Craft is a struggle between trying to lead and trying to follow…a passionate dance at best. Janet Taylor’s work has been a process of listening and following. After years of learning about textiles, cultures, techniques and art making, her work seems to be a melding of all of the above.
Textiles have always been opulent, intriguing, a sign of royalty, elegance, setting women and men apart. It is with all of those things in mind that her work evolves, providing enjoyment every step of the way.
Janet Taylor, a recognized artist, speaker, and educator for more than three decades, received a BFA from the Cleveland Institute of Art and an MFA from Syracuse University’s School of Art. Upon receiving her degrees, she simultaneously began a career in teaching and a career as an exhibiting artist.
Above: Janet Taylor, “Purple and Green Scarf.” Fiber. Photo by HCCC. Taylor’s textiles range from $65 – $110.
Matt Thomas (Thomas/Work)
Matt Thomas was introduced to woodworking by his father when he was 14. A few years later his parents urged him to participate in a jury session at Tamarack: The Best of West Virginia’s retail gallery. Jeff Fetty, a Tamarack juror and local blacksmith, invited Thomas to apprentice at his shop from 1998 to 2002. Thomas slowly increased his skills and responsibilities, eventually contributing design ideas.
Matt launched Thomas/Work in 2002. Each of his designs begins as a sketch, then is adapted to three-dimensions on the computer so he can view it from all angles. From there he creates a prototype. Successful pieces are added to one of his three lines: the traditional inspired line, the contemporary line and the hybrid line refers to pieces that merge wood with iron. “I want people to appreciate and enjoy timeless design.”
Above: Matt Thomas, “Small Serving Board with Bowl.” Wood and metal. Photo by HCCC. Thomas’ woodwork ranges from $11 – $250.

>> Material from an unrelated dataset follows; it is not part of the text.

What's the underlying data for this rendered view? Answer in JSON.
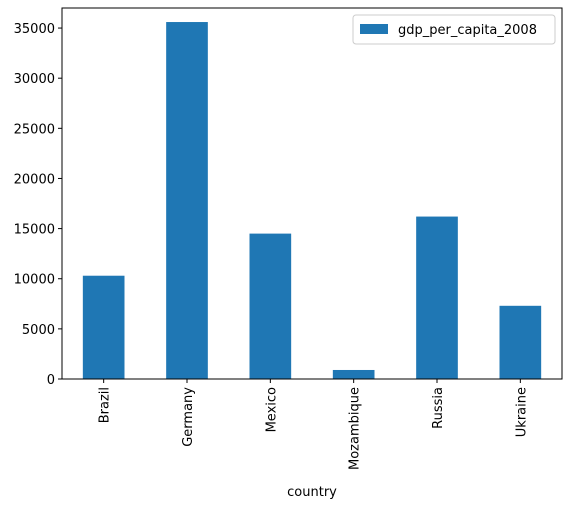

Vetro Vero Glass / Michael Schunke & Josie Gluck
Vetro Vero is the collaborative design and glass-blowing studio of makers Michael Schunke and Josie Gluck. The idyllic setting of their repurposed dairy-farm studio is just the place for Michael and Josie to envision and create their signature designs, which are revered for their exceptional quality and meticulous craftsmanship. Each hand-blown glass object is made through practicing the core values that brought them together: honest work, pure materials, fresh designs, and respect for the skilled glassmaking tradition in which they were both trained.
Above: Vetro Vero, “Petite Flat Pitcher.” Glass. Photo by HCCC. Vetro Vero’s glassware ranges from $265 – $720.
Watson Woodworks / Eugene Watson
Eugene Watson began Watson Woodworks in 1990, in an old 1200-square-foot loft just outside of Chinatown in Chicago, Illinois. Prior to woodworking, Watson designed the electronics components for the black boxes in airplanes. Watson holds a Bachelor of Science in Electronics Technology from Southern Illinois University. He chose to pursue woodworking over an electronics career because he loves expressing his creativity with his hands and designing innovative pieces in a relatively short period of time.